Rebels declare victory in east Ukraine vote on self-rule

DONETSK/SLAVIANSK, Ukraine, (Reuters) – Pro-Moscow rebels declared a resounding victory in a referendum on self-rule for eastern Ukraine, with some saying that meant independence and others eventual union with Russia as fighting flared in a conflict increasingly out of control.

Organisers in the main region holding the makeshift vote yesterday said nearly 90 percent had voted in favour.

Well before polls closed, one separatist leader said the region would form its own state bodies and military after the referendum, formalising a split that began with the armed takeover of state buildings in a dozen eastern towns last month.
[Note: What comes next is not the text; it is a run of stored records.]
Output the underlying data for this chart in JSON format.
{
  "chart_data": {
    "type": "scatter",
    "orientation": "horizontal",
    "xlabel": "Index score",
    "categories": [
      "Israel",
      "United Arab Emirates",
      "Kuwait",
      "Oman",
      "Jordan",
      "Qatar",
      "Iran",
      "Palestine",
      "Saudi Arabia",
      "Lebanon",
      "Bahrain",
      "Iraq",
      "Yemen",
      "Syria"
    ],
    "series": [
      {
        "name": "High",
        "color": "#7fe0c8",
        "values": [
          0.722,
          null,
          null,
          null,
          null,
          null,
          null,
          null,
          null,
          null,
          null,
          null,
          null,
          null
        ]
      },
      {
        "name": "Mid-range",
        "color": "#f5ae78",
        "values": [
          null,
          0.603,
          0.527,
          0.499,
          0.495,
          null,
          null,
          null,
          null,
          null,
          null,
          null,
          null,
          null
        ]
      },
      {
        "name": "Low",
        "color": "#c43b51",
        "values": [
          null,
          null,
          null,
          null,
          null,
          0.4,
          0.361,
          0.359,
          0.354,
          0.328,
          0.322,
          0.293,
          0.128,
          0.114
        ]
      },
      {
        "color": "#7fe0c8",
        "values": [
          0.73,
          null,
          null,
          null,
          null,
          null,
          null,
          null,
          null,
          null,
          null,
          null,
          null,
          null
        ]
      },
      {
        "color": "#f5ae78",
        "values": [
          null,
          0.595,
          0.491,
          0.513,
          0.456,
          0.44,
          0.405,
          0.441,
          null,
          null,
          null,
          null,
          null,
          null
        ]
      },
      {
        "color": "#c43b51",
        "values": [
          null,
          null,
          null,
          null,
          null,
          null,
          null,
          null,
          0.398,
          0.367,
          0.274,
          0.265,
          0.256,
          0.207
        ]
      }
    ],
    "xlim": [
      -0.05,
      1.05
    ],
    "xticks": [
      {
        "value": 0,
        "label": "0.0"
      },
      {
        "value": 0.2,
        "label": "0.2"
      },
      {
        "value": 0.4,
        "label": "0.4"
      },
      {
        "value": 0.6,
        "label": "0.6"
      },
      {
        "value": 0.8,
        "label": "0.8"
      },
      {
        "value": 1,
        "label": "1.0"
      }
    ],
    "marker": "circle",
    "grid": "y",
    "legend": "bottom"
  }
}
Another said the vote simply showed that the East wanted to decide its own fate, whether in Ukraine, on its own, or as part of Russia.

“Eighty-nine percent, that’s it,” the head of the separatist electoral commission in Donetsk, Roman Lyagin, said by telephone when asked for the result of a vote that the pro-Western Ukrainian government in Kiev has condemned as illegal.
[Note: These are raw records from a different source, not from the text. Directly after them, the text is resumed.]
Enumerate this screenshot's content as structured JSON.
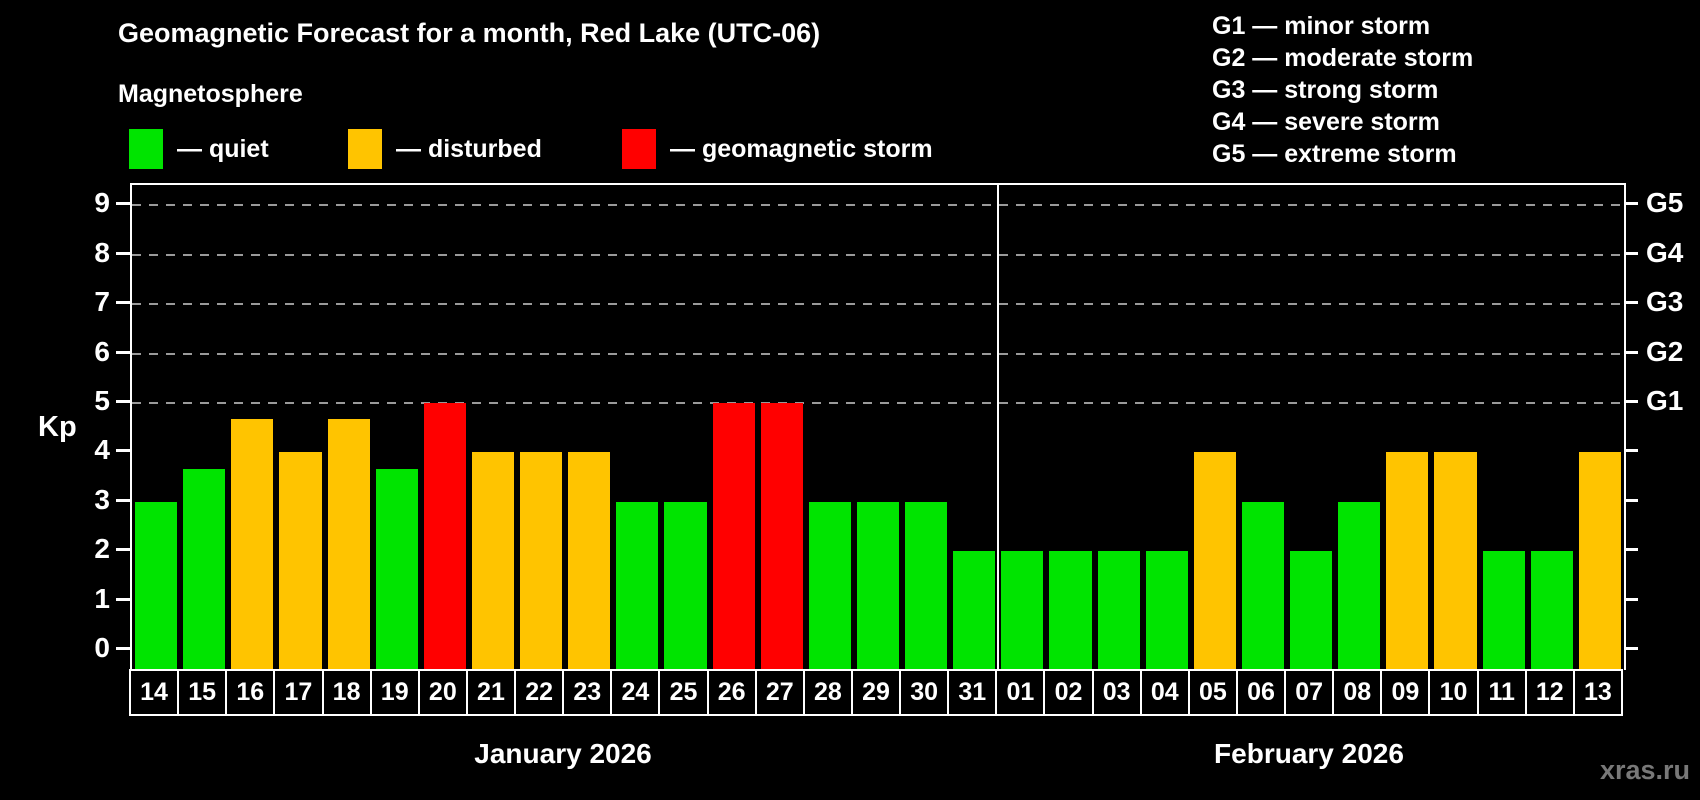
{
  "title": "Geomagnetic Forecast for a month, Red Lake (UTC-06)",
  "subtitle": "Magnetosphere",
  "legend": {
    "quiet": "— quiet",
    "disturbed": "— disturbed",
    "storm": "— geomagnetic storm"
  },
  "g_legend": [
    "G1 — minor storm",
    "G2 — moderate storm",
    "G3 — strong storm",
    "G4 — severe storm",
    "G5 — extreme storm"
  ],
  "watermark": "xras.ru",
  "colors": {
    "quiet": "#00e400",
    "disturbed": "#ffc400",
    "storm": "#ff0000",
    "grid": "#9a9a9a",
    "frame": "#ffffff"
  },
  "chart_data": {
    "type": "bar",
    "title": "Geomagnetic Forecast for a month, Red Lake (UTC-06)",
    "ylabel": "Kp",
    "ylim": [
      0,
      9
    ],
    "y_ticks": [
      0,
      1,
      2,
      3,
      4,
      5,
      6,
      7,
      8,
      9
    ],
    "gridlines_at": [
      5,
      6,
      7,
      8,
      9
    ],
    "grid": "dashed",
    "legend_position": "top",
    "right_axis": [
      {
        "kp": 5,
        "label": "G1"
      },
      {
        "kp": 6,
        "label": "G2"
      },
      {
        "kp": 7,
        "label": "G3"
      },
      {
        "kp": 8,
        "label": "G4"
      },
      {
        "kp": 9,
        "label": "G5"
      }
    ],
    "months": [
      {
        "label": "January 2026",
        "points": [
          {
            "day": "14",
            "kp": 3,
            "status": "quiet"
          },
          {
            "day": "15",
            "kp": 3.67,
            "status": "quiet"
          },
          {
            "day": "16",
            "kp": 4.67,
            "status": "disturbed"
          },
          {
            "day": "17",
            "kp": 4,
            "status": "disturbed"
          },
          {
            "day": "18",
            "kp": 4.67,
            "status": "disturbed"
          },
          {
            "day": "19",
            "kp": 3.67,
            "status": "quiet"
          },
          {
            "day": "20",
            "kp": 5,
            "status": "storm"
          },
          {
            "day": "21",
            "kp": 4,
            "status": "disturbed"
          },
          {
            "day": "22",
            "kp": 4,
            "status": "disturbed"
          },
          {
            "day": "23",
            "kp": 4,
            "status": "disturbed"
          },
          {
            "day": "24",
            "kp": 3,
            "status": "quiet"
          },
          {
            "day": "25",
            "kp": 3,
            "status": "quiet"
          },
          {
            "day": "26",
            "kp": 5,
            "status": "storm"
          },
          {
            "day": "27",
            "kp": 5,
            "status": "storm"
          },
          {
            "day": "28",
            "kp": 3,
            "status": "quiet"
          },
          {
            "day": "29",
            "kp": 3,
            "status": "quiet"
          },
          {
            "day": "30",
            "kp": 3,
            "status": "quiet"
          },
          {
            "day": "31",
            "kp": 2,
            "status": "quiet"
          }
        ]
      },
      {
        "label": "February 2026",
        "points": [
          {
            "day": "01",
            "kp": 2,
            "status": "quiet"
          },
          {
            "day": "02",
            "kp": 2,
            "status": "quiet"
          },
          {
            "day": "03",
            "kp": 2,
            "status": "quiet"
          },
          {
            "day": "04",
            "kp": 2,
            "status": "quiet"
          },
          {
            "day": "05",
            "kp": 4,
            "status": "disturbed"
          },
          {
            "day": "06",
            "kp": 3,
            "status": "quiet"
          },
          {
            "day": "07",
            "kp": 2,
            "status": "quiet"
          },
          {
            "day": "08",
            "kp": 3,
            "status": "quiet"
          },
          {
            "day": "09",
            "kp": 4,
            "status": "disturbed"
          },
          {
            "day": "10",
            "kp": 4,
            "status": "disturbed"
          },
          {
            "day": "11",
            "kp": 2,
            "status": "quiet"
          },
          {
            "day": "12",
            "kp": 2,
            "status": "quiet"
          },
          {
            "day": "13",
            "kp": 4,
            "status": "disturbed"
          }
        ]
      }
    ]
  }
}
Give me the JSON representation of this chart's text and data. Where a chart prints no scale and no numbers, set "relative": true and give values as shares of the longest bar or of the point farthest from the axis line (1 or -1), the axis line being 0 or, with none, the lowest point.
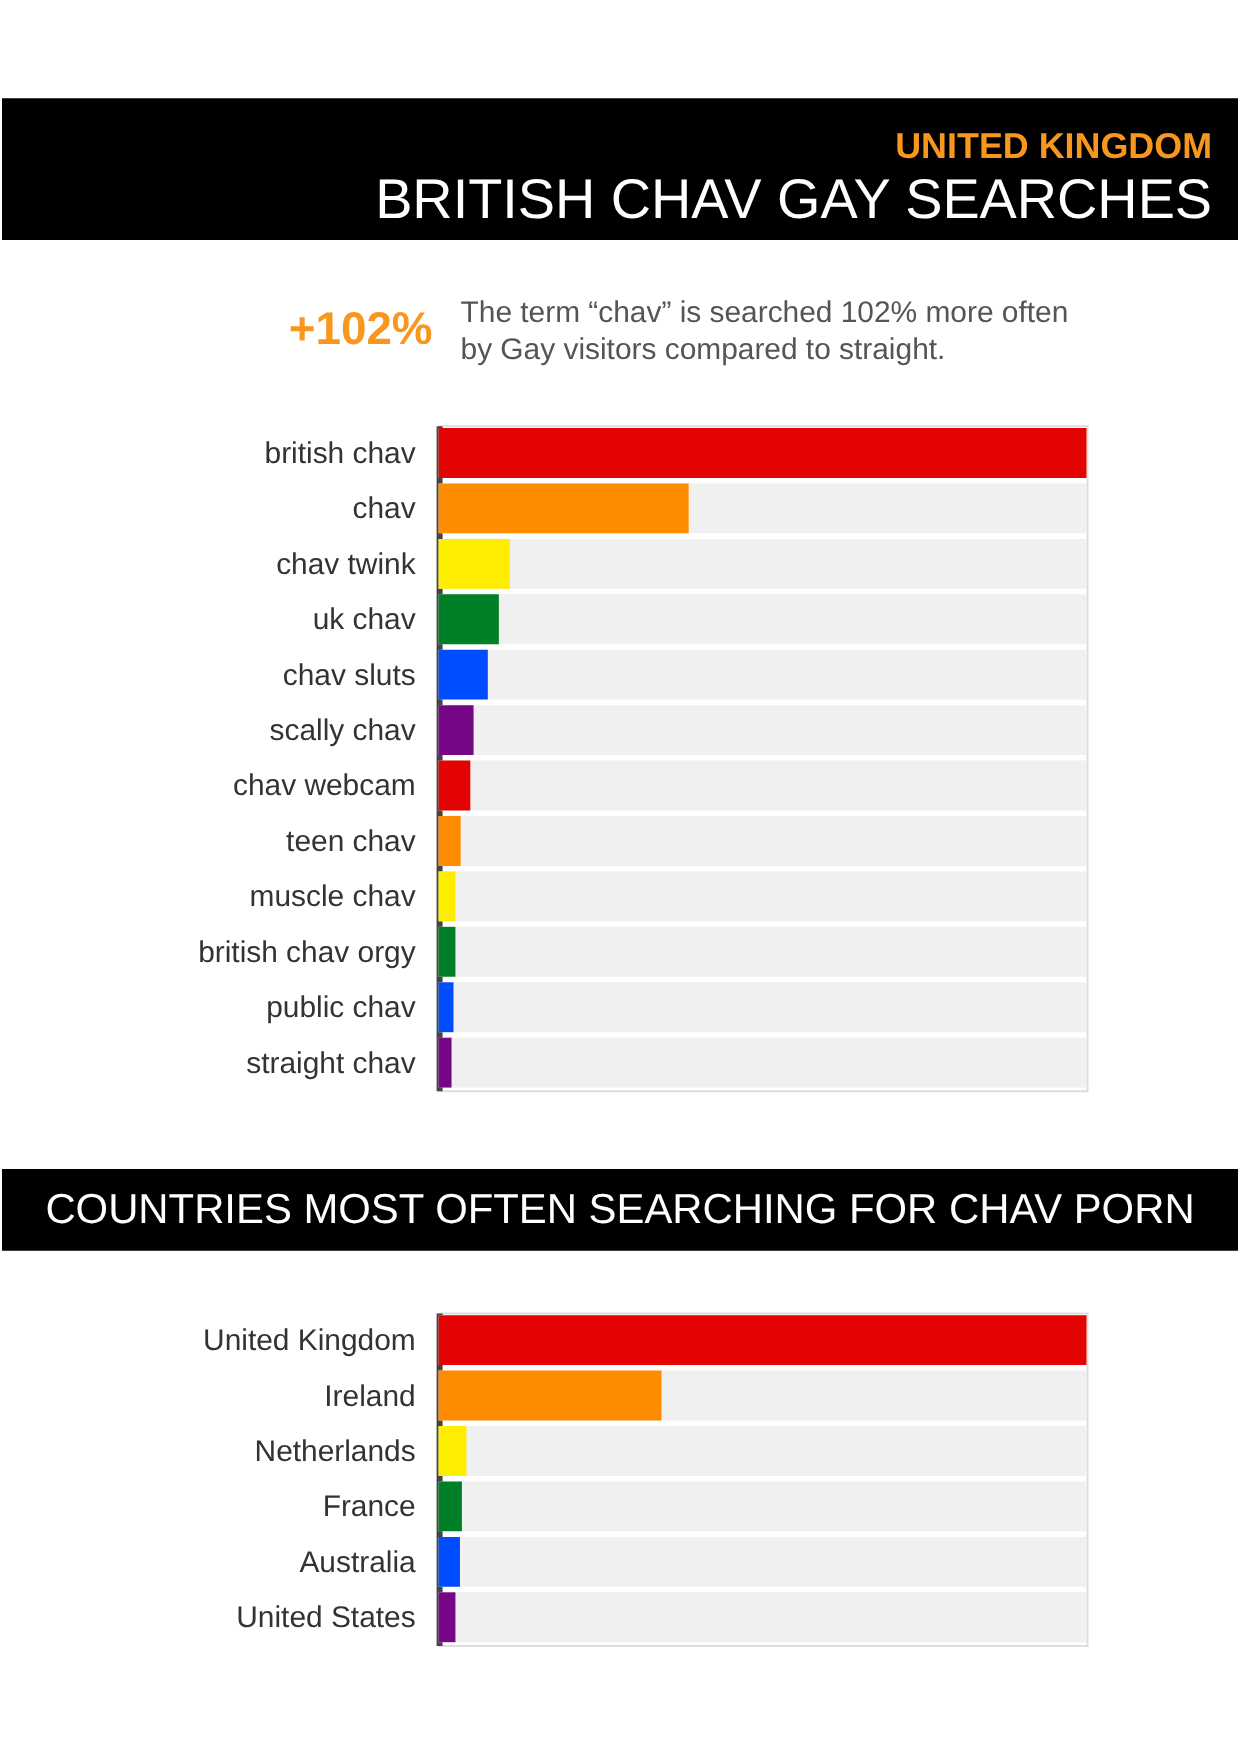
{
  "chart_data": [
    {
      "type": "bar",
      "orientation": "horizontal",
      "relative": true,
      "subtitle": "UNITED KINGDOM",
      "title": "BRITISH CHAV GAY SEARCHES",
      "annotations": [
        "+102%",
        "The term “chav” is searched 102% more often by Gay visitors compared to straight."
      ],
      "categories": [
        "british chav",
        "chav",
        "chav twink",
        "uk chav",
        "chav sluts",
        "scally chav",
        "chav webcam",
        "teen chav",
        "muscle chav",
        "british chav orgy",
        "public chav",
        "straight chav"
      ],
      "values": [
        1,
        0.386,
        0.11,
        0.093,
        0.076,
        0.054,
        0.049,
        0.034,
        0.026,
        0.026,
        0.023,
        0.02
      ],
      "colors": [
        "#e40303",
        "#ff8c00",
        "#ffed00",
        "#008026",
        "#004dff",
        "#750787",
        "#e40303",
        "#ff8c00",
        "#ffed00",
        "#008026",
        "#004dff",
        "#750787"
      ]
    },
    {
      "type": "bar",
      "orientation": "horizontal",
      "relative": true,
      "title": "COUNTRIES MOST OFTEN SEARCHING FOR CHAV PORN",
      "categories": [
        "United Kingdom",
        "Ireland",
        "Netherlands",
        "France",
        "Australia",
        "United States"
      ],
      "values": [
        1,
        0.344,
        0.043,
        0.036,
        0.033,
        0.026
      ],
      "colors": [
        "#e40303",
        "#ff8c00",
        "#ffed00",
        "#008026",
        "#004dff",
        "#750787"
      ]
    }
  ]
}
Yesterday’s vote went ahead despite a call by Russian President Vladimir Putin on Wednesday to postpone it – a move that briefly raised hopes for an easing of tension. Western leaders have accused Putin of destabilising Ukraine, a charge Moscow denies.

The European Union declared the referendum illegal and prepared to increase pressure on Russia on Monday by taking a first step towards extending sanctions to companies, as well as people, linked to Moscow’s annexation of Ukraine’s Crimea region.
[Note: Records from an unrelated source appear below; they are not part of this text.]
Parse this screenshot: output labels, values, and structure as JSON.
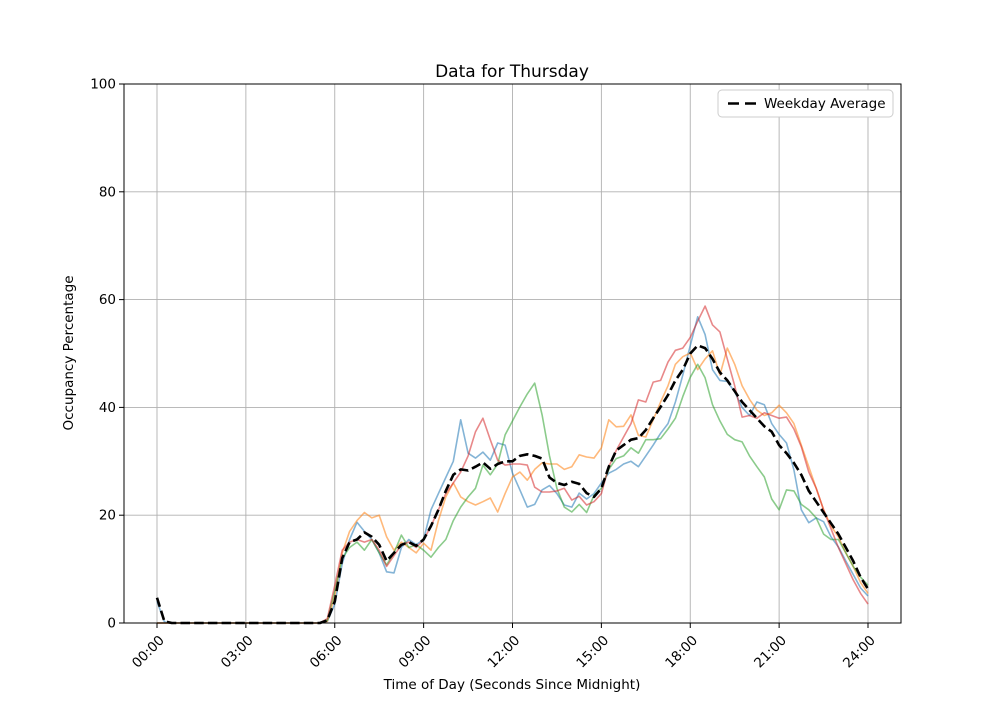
{
  "title": "Data for Thursday",
  "axes": {
    "xlabel": "Time of Day (Seconds Since Midnight)",
    "ylabel": "Occupancy Percentage",
    "x_tick_labels": [
      "00:00",
      "03:00",
      "06:00",
      "09:00",
      "12:00",
      "15:00",
      "18:00",
      "21:00",
      "24:00"
    ],
    "x_tick_hours": [
      0,
      3,
      6,
      9,
      12,
      15,
      18,
      21,
      24
    ],
    "y_ticks": [
      0,
      20,
      40,
      60,
      80,
      100
    ],
    "ylim": [
      0,
      100
    ],
    "grid": true,
    "legend_position": "upper right"
  },
  "legend": {
    "entries": [
      {
        "label": "Weekday Average",
        "line_style": "dashed",
        "color": "#000000"
      }
    ]
  },
  "colors": {
    "grid": "#b0b0b0",
    "spine": "#000000",
    "average_line": "#000000",
    "series_blue": "#1f77b4",
    "series_orange": "#ff7f0e",
    "series_green": "#2ca02c",
    "series_red": "#d62728"
  },
  "chart_data": {
    "type": "line",
    "x": {
      "unit": "hours_since_midnight",
      "start_hour": 0,
      "end_hour": 24,
      "step_hours": 0.25
    },
    "title": "Data for Thursday",
    "xlabel": "Time of Day (Seconds Since Midnight)",
    "ylabel": "Occupancy Percentage",
    "ylim": [
      0,
      100
    ],
    "series": [
      {
        "id": "series-1",
        "color": "#1f77b4",
        "alpha": 0.55,
        "width": 1.6,
        "dashed": false,
        "values": [
          4,
          0.2,
          0,
          0,
          0,
          0,
          0,
          0,
          0,
          0,
          0,
          0,
          0,
          0,
          0,
          0,
          0,
          0,
          0,
          0,
          0,
          0,
          0,
          0.3,
          3.5,
          11,
          15.5,
          18.7,
          17,
          15.5,
          13,
          9.5,
          9.3,
          14,
          15.5,
          14.5,
          15.5,
          21,
          24,
          27,
          30,
          37.7,
          31.5,
          30.6,
          31.7,
          30.2,
          33.4,
          33,
          27.8,
          24.7,
          21.5,
          22,
          24.7,
          25.5,
          24,
          21.9,
          21.5,
          24.1,
          23,
          24,
          26,
          27.8,
          28.5,
          29.5,
          30,
          29,
          31,
          33,
          35.2,
          37,
          41,
          46,
          51.5,
          56.8,
          53.5,
          47,
          45,
          44.8,
          42.9,
          40,
          38.5,
          41,
          40.5,
          37,
          35,
          33.4,
          28.4,
          21,
          18.6,
          19.5,
          18.8,
          16,
          14.1,
          11.5,
          9,
          6.5,
          5
        ]
      },
      {
        "id": "series-2",
        "color": "#ff7f0e",
        "alpha": 0.55,
        "width": 1.6,
        "dashed": false,
        "values": [
          0,
          0,
          0,
          0,
          0,
          0,
          0,
          0,
          0,
          0,
          0,
          0,
          0,
          0,
          0,
          0,
          0,
          0,
          0,
          0,
          0,
          0,
          0,
          0.3,
          5,
          13,
          17,
          19,
          20.5,
          19.5,
          20,
          16,
          13.5,
          15,
          14,
          13,
          14.8,
          13.5,
          19,
          23.4,
          26,
          23.4,
          22.5,
          21.9,
          22.5,
          23.2,
          20.6,
          24,
          27.1,
          28,
          26.5,
          28.5,
          29.7,
          29.5,
          29.5,
          28.5,
          29,
          31.2,
          30.8,
          30.6,
          32.5,
          37.7,
          36.4,
          36.5,
          38.6,
          34.8,
          34.5,
          37.7,
          41,
          44,
          48,
          49.4,
          50.1,
          47,
          49,
          50.5,
          46,
          51,
          48,
          44,
          41.5,
          39.5,
          38.5,
          39,
          40.4,
          39,
          37,
          33,
          29,
          25,
          21,
          18,
          16,
          13,
          10.5,
          7.5,
          5.5
        ]
      },
      {
        "id": "series-3",
        "color": "#2ca02c",
        "alpha": 0.55,
        "width": 1.6,
        "dashed": false,
        "values": [
          0,
          0,
          0,
          0,
          0,
          0,
          0,
          0,
          0,
          0,
          0,
          0,
          0,
          0,
          0,
          0,
          0,
          0,
          0,
          0,
          0,
          0,
          0,
          0.5,
          6,
          12,
          14,
          15,
          13.5,
          15.5,
          13,
          10.8,
          13,
          16.3,
          14,
          14.5,
          13.5,
          12.2,
          14,
          15.5,
          19,
          21.5,
          23.4,
          25,
          29.3,
          27.5,
          29.5,
          34.9,
          37.5,
          40.1,
          42.5,
          44.5,
          38.6,
          31,
          25,
          21.5,
          20.6,
          22,
          20.5,
          23.7,
          25,
          28.5,
          30.5,
          31,
          32.5,
          31.5,
          34,
          34,
          34.2,
          36,
          38,
          42,
          45.6,
          48,
          45.5,
          40.5,
          37.5,
          35,
          34,
          33.6,
          31,
          29,
          27.1,
          23,
          21,
          24.7,
          24.5,
          22,
          21,
          19.5,
          16.5,
          15.5,
          15.5,
          13,
          10.5,
          8.5,
          7
        ]
      },
      {
        "id": "series-4",
        "color": "#d62728",
        "alpha": 0.55,
        "width": 1.6,
        "dashed": false,
        "values": [
          0,
          0,
          0,
          0,
          0,
          0,
          0,
          0,
          0,
          0,
          0,
          0,
          0,
          0,
          0,
          0,
          0,
          0,
          0,
          0,
          0,
          0,
          0,
          0.8,
          7,
          13.5,
          15,
          15.5,
          15,
          15.5,
          13.5,
          10.5,
          12.5,
          14.5,
          15,
          14,
          15.4,
          18,
          21,
          24,
          26,
          28,
          31,
          35.5,
          38,
          34,
          30.2,
          29.3,
          29.5,
          29.5,
          29.3,
          25.2,
          24.3,
          24.3,
          24.5,
          25,
          22.8,
          23.5,
          21.9,
          22.5,
          24,
          29,
          32,
          34.5,
          37,
          41.4,
          41,
          44.7,
          45,
          48.4,
          50.6,
          51,
          53,
          56,
          58.8,
          55.3,
          54,
          49,
          44,
          38.2,
          38.5,
          38,
          39,
          38.5,
          38,
          38.2,
          36,
          32.7,
          28,
          25,
          21,
          17.5,
          14,
          11,
          8,
          5.5,
          3.5
        ]
      },
      {
        "id": "average",
        "label": "Weekday Average",
        "color": "#000000",
        "alpha": 1,
        "width": 2.6,
        "dashed": true,
        "values": [
          4.7,
          0.3,
          0,
          0,
          0,
          0,
          0,
          0,
          0,
          0,
          0,
          0,
          0,
          0,
          0,
          0,
          0,
          0,
          0,
          0,
          0,
          0,
          0,
          0.5,
          4,
          12,
          15,
          15.5,
          16.8,
          16,
          14.5,
          11.5,
          13,
          14.5,
          15,
          14.3,
          15.5,
          18,
          21,
          24.5,
          27.5,
          28.5,
          28.3,
          29,
          29.8,
          28.6,
          29.5,
          30,
          30,
          31,
          31.3,
          31,
          30.5,
          27,
          26,
          25.6,
          26.2,
          25.8,
          24.1,
          23.4,
          25,
          29,
          32,
          33,
          34,
          34.3,
          35.8,
          38,
          40.1,
          42.3,
          45,
          47,
          50,
          51.5,
          51,
          49,
          46.5,
          45,
          43,
          41,
          39.5,
          38,
          36.5,
          35.5,
          33,
          31.5,
          29.7,
          27.5,
          24.5,
          22.5,
          20.5,
          18.5,
          16.5,
          14,
          11.5,
          8.5,
          6.3
        ]
      }
    ]
  }
}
A festive atmosphere at makeshift polling stations in some areas belied the potentially grave implications of the event. In others, clashes broke out between separatists and troops over ballot papers and control of a television tower. Zhenya Denyesh, a 20-year-old student voting early at a university building in the rebel stronghold of Slaviansk, said: “We all want to live in our own country”. But asked what he thought would follow, he replied: “It will still be war.”

In the southeastern port of Mariupol, scene of fierce fighting last week, there were only eight polling centres for a population of half a million. Queues grew to hundreds of metres (yards) in bright sunshine, with spirits high as one centre overflowed and ballot boxes were brought onto the street.

On the eastern outskirts, a little over an hour after polls opened, soldiers from Kiev seized what they said were falsified ballot papers, marked with Yes votes, and detained two men.

They refused to hand the men over to policemen who came to take them away, saying they did not trust them. Instead, they waited for state security officers to interview and arrest them. On the edge of Slaviansk, fighting broke out around a television tower shortly before people began making their way through barricades of felled trees, tyres and machinery for a vote the West says is being orchestrated by Moscow. The Ukrainian Defence Ministry said one serviceman was wounded.

A man was later reported killed in a clash in the eastern town of Krasnoarmeisk, Interfax-Ukraine news agency said, adding to a toll so far in the dozens but creeping higher by the day.

 

MORE SANCTIONS

LOOM

Western leaders, faced with Russian assertiveness not seen since the Cold War, have threatened more sanctions in the key areas of energy, financial services and engineering if Moscow disrupts a presidential election planned in Ukraine on May 25.